I was sitting in a café this morning at a table along the wall, sipping a café con leche, writing furiously, minding my own business in general, when a man who was not a waiter approached my table. He asked if I spoke English, and then he asked if I wanted to do an intercambio (in which he speaks English and I speak Spanish), to which I responded that I’m going back to my country in a few days. Adios.
I am continually astonished by the nerve European men have to just go up and talk to that girl across the room they’ve been staring at. In a normal daytime situation, American men will more often than not just walk away. The European man will approach and come up with something stupid to talk about in order to score a date or a number. Angela and I were minding our own business on a bench by the duomo in Florence when an Italian man who had been sitting nearby staring at us finally got up the guts to approach and ask us if we spoke Italian. We obviously didn’t, and he barely spoke English, but he proceeded to stand there for a full 15 minutes awkwardly trying to construct the “Do you want to go out to dinner with me?” question with all the wrong words in English, then Italian, then standing there saying “Mamamia, Como si dicce…” Angela and I were again minding our own business, eating dinner on the ferry to Greece when a pair of crafty truck-driving Greeks who just happened to be sitting next to us had the waiter pour us glasses of wine that we didn’t want, and gave us half of their dinner to accompany it, which we also didn’t want. A clown on drugs came up to Anglea when we were window shopping and eating McDonald’s ice cream cones in Athens and told her she had “The most beautiful eyes,” then going on to talk awkwardly about the disappearing rainforests until he saw it was time to make his exit, saying, “I’ll miss your eyes.”

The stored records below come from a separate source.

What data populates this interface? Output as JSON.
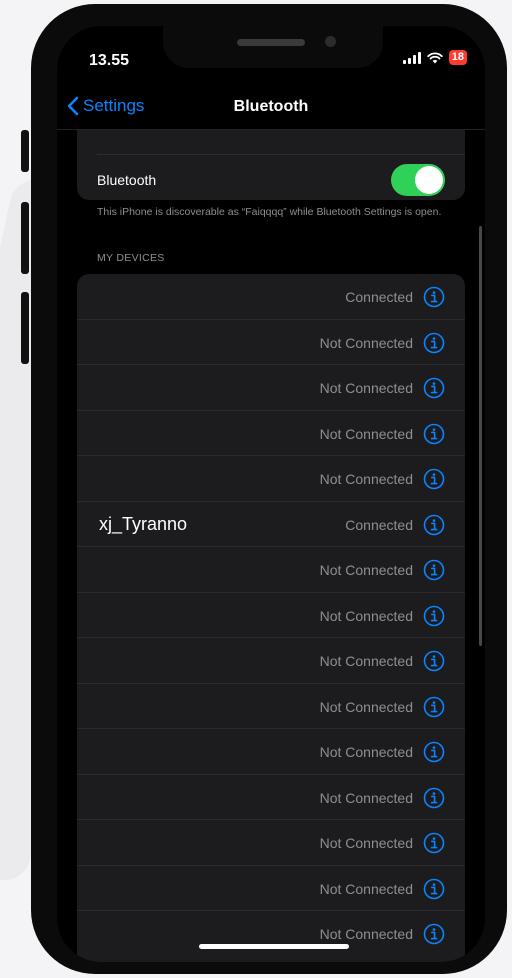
{
  "status_bar": {
    "time": "13.55",
    "battery_level": "18",
    "icons": [
      "signal-icon",
      "wifi-icon",
      "battery-icon"
    ]
  },
  "nav": {
    "back_label": "Settings",
    "title": "Bluetooth"
  },
  "bluetooth": {
    "label": "Bluetooth",
    "enabled": true,
    "description": "This iPhone is discoverable as “Faiqqqq” while Bluetooth Settings is open."
  },
  "my_devices": {
    "header": "MY DEVICES",
    "devices": [
      {
        "name": "",
        "status": "Connected"
      },
      {
        "name": "",
        "status": "Not Connected"
      },
      {
        "name": "",
        "status": "Not Connected"
      },
      {
        "name": "",
        "status": "Not Connected"
      },
      {
        "name": "",
        "status": "Not Connected"
      },
      {
        "name": "xj_Tyranno",
        "status": "Connected"
      },
      {
        "name": "",
        "status": "Not Connected"
      },
      {
        "name": "",
        "status": "Not Connected"
      },
      {
        "name": "",
        "status": "Not Connected"
      },
      {
        "name": "",
        "status": "Not Connected"
      },
      {
        "name": "",
        "status": "Not Connected"
      },
      {
        "name": "",
        "status": "Not Connected"
      },
      {
        "name": "",
        "status": "Not Connected"
      },
      {
        "name": "",
        "status": "Not Connected"
      },
      {
        "name": "",
        "status": "Not Connected"
      }
    ]
  },
  "colors": {
    "accent": "#0a84ff",
    "toggle_on": "#30d158",
    "battery_low": "#ff3b30",
    "cell_background": "#1c1c1e",
    "secondary_text": "#8e8e93"
  }
}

I was warned about the “piropos” before I came to Seville, a custom among Spanish men (and it seems among European men in general) to yell or whistle at women when they’re walking along the street. I can handle that, like the flea-market in Greece or Halloween in I.V., look down, keep walking, and pretend you can’t hear. But then there’ve been times when I’ve been walking and I’ll hear some man muttering something in Spanish under his breath. It happened quite often in Barcelona, where I’d translate for Angela, “Oh, that man thinks we’re pretty.” It happened last week as I was walking on the street and I heard, “Hey, girl, wait and I’ll accompany you.” And then there are the all-too-frequent “Hi’s” and “How are you’s” that are more demeaning than they are friendly and some of the other English words that men pick up from songs and movies that they shouldn’t be saying.

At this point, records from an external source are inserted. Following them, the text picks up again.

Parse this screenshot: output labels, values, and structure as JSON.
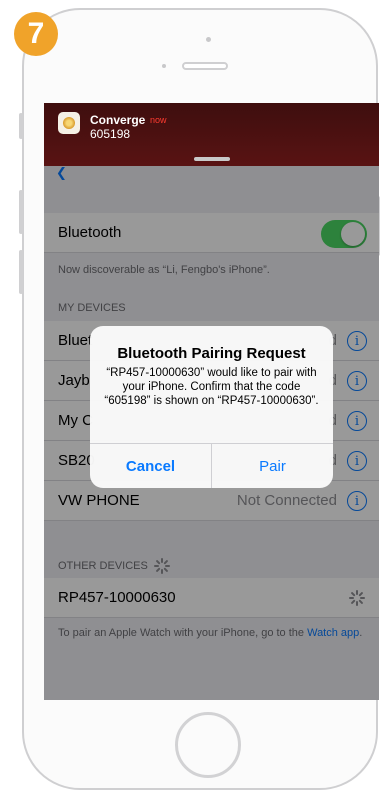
{
  "step_badge": "7",
  "notification": {
    "app_name": "Converge",
    "time": "now",
    "body": "605198"
  },
  "settings": {
    "bluetooth_label": "Bluetooth",
    "bluetooth_on": true,
    "discoverable_text": "Now discoverable as “Li, Fengbo's iPhone”.",
    "my_devices_header": "MY DEVICES",
    "my_devices": [
      {
        "name": "Bluet",
        "status": "d"
      },
      {
        "name": "Jayb",
        "status": "d"
      },
      {
        "name": "My C",
        "status": "d"
      },
      {
        "name": "SB20",
        "status": "d"
      },
      {
        "name": "VW PHONE",
        "status": "Not Connected"
      }
    ],
    "other_devices_header": "OTHER DEVICES",
    "other_devices": [
      {
        "name": "RP457-10000630"
      }
    ],
    "watch_note": "To pair an Apple Watch with your iPhone, go to the",
    "watch_link": "Watch app",
    "watch_note_end": "."
  },
  "alert": {
    "title": "Bluetooth Pairing Request",
    "message": "“RP457-10000630” would like to pair with your iPhone. Confirm that the code “605198” is shown on “RP457-10000630”.",
    "cancel_label": "Cancel",
    "pair_label": "Pair"
  },
  "colors": {
    "accent": "#0a7aff",
    "toggle_on": "#4cd964",
    "badge": "#f0a32a",
    "banner": "#591313"
  }
}
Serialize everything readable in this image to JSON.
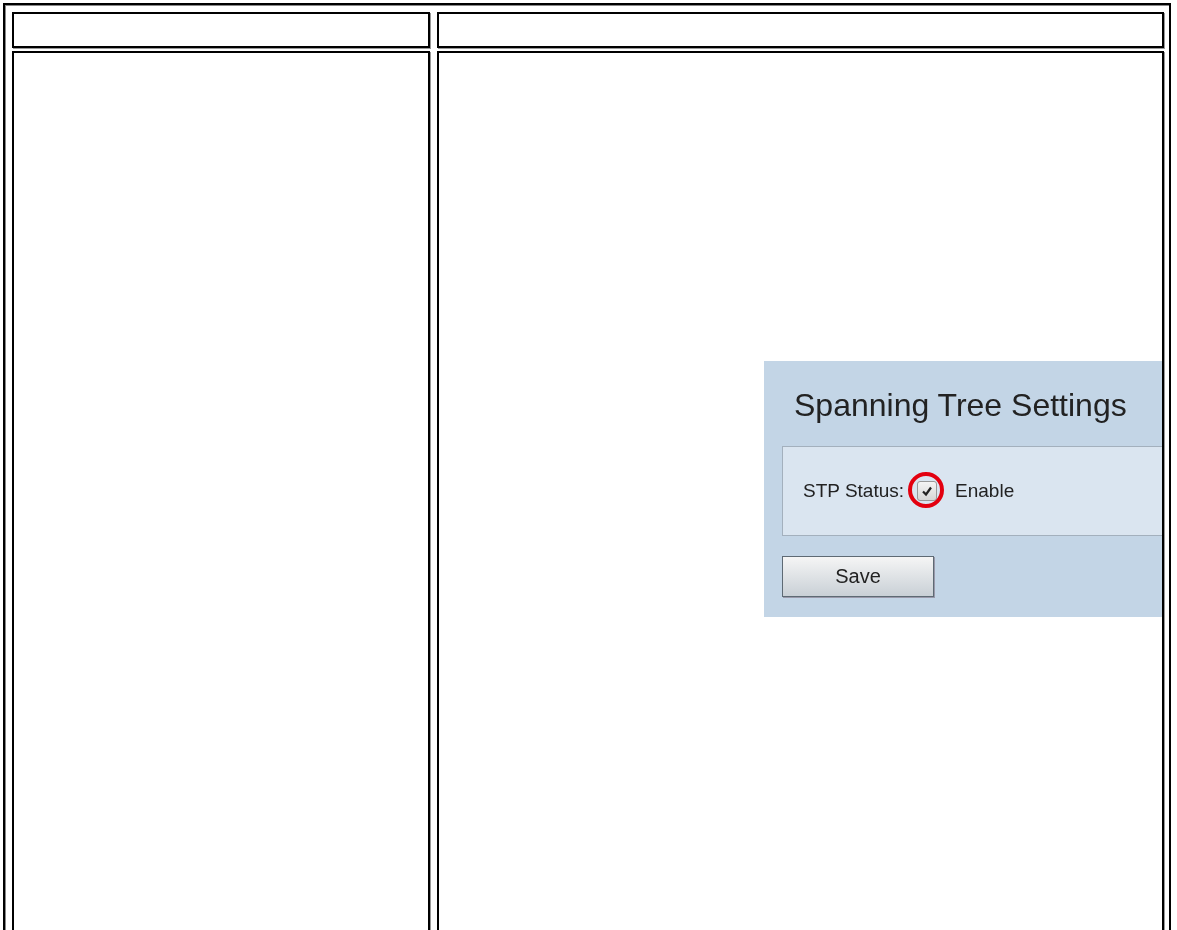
{
  "screenshot": {
    "title": "Spanning Tree Settings",
    "stp_status": {
      "label": "STP Status:",
      "checked": true,
      "highlighted": true,
      "option": "Enable"
    },
    "save_button": "Save"
  }
}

It’s a distinct culture difference, I think, between Europe and the U.S., that plays off the power roles and differences that still exist between males and females, not just in Europe but everywhere. Being the foreigner that I am and will always be, I still don’t know whether European men direct their attentions at only foreigners or at women of their own country as well. In any case, foreign girls are easy bait, like c/ Betis along the river where swarms of foreign girls go on the weekends dressed in their impossibly short skirts and halter tops to be yelled at by all the moped-riding Spaniards with gelled mullets and white pants who congregate there to do the yelling.

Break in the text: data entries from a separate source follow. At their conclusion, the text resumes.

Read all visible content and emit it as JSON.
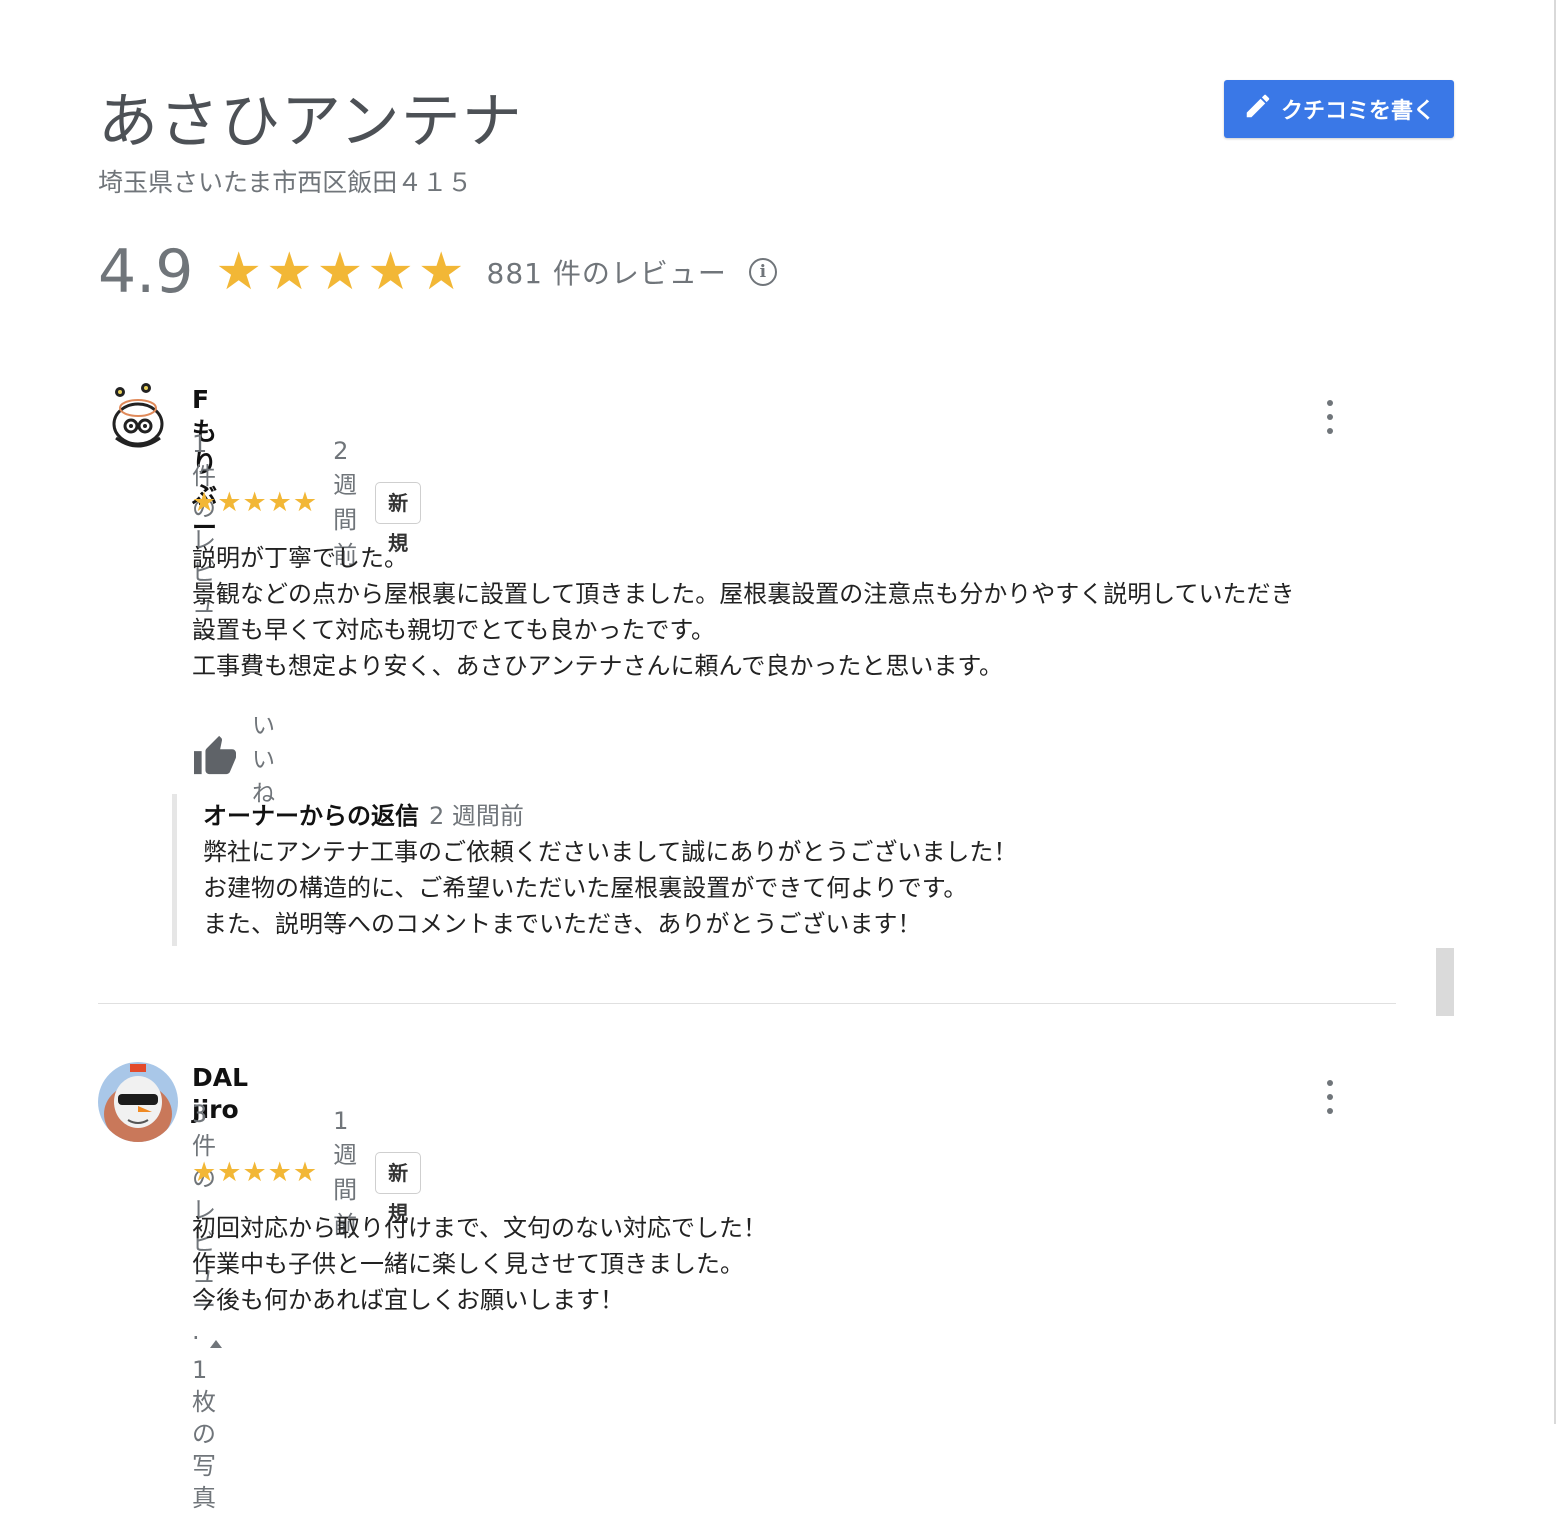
{
  "business": {
    "name": "あさひアンテナ",
    "address": "埼玉県さいたま市西区飯田４１５",
    "rating": "4.9",
    "stars_filled": 5,
    "review_count_label": "881 件のレビュー",
    "info_icon": "info-icon"
  },
  "write_review": {
    "label": "クチコミを書く",
    "icon": "pencil-icon"
  },
  "colors": {
    "star": "#f2b736",
    "button": "#3a78e7",
    "muted_text": "#70757a"
  },
  "reviews": [
    {
      "author": "Fもりぶー",
      "meta": "1 件のレビュー",
      "rating": 5,
      "time": "2 週間前",
      "badge": "新規",
      "lines": [
        "説明が丁寧でした。",
        "景観などの点から屋根裏に設置して頂きました。屋根裏設置の注意点も分かりやすく説明していただき",
        "設置も早くて対応も親切でとても良かったです。",
        "工事費も想定より安く、あさひアンテナさんに頼んで良かったと思います。"
      ],
      "like_label": "いいね",
      "owner_reply": {
        "title": "オーナーからの返信",
        "time": "2 週間前",
        "lines": [
          "弊社にアンテナ工事のご依頼くださいまして誠にありがとうございました！",
          "お建物の構造的に、ご希望いただいた屋根裏設置ができて何よりです。",
          "また、説明等へのコメントまでいただき、ありがとうございます！"
        ]
      }
    },
    {
      "author": "DAL jiro",
      "meta": "3 件のレビュー · 1 枚の写真",
      "rating": 5,
      "time": "1 週間前",
      "badge": "新規",
      "lines": [
        "初回対応から取り付けまで、文句のない対応でした！",
        "作業中も子供と一緒に楽しく見させて頂きました。",
        "今後も何かあれば宜しくお願いします！"
      ]
    }
  ]
}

Of course, as with every generalization, there are exceptions, and I would like to acknowledge that there are many European men I know who are very nice and respectful. Indeed, I ended up with a very nice and respectful American man right off the bat that did his best to fend off the cunning Spaniards who would surround our group of girls at clubs and try to dance with us. Well it’s been interesting to say the least, and I’ll probably get back to the U.S. and find that the nice, respectful American men I’m talking about have found their huevos since I’ve been gone… so I’ll keep my pepper spray in my purse and my eyes down, willing myself invisible. I have quite a lot experience at that already.
On a lighter note, I realize I have forgotten to comment on Greek male fashion. You see, man purses are big in Europe, but in Greece (and Spain and Italy, but not as much), the fanny pack is at its height. Teenagers, old men, big, small, the fanny pack is The Definition of cool. It's pretty fantastic.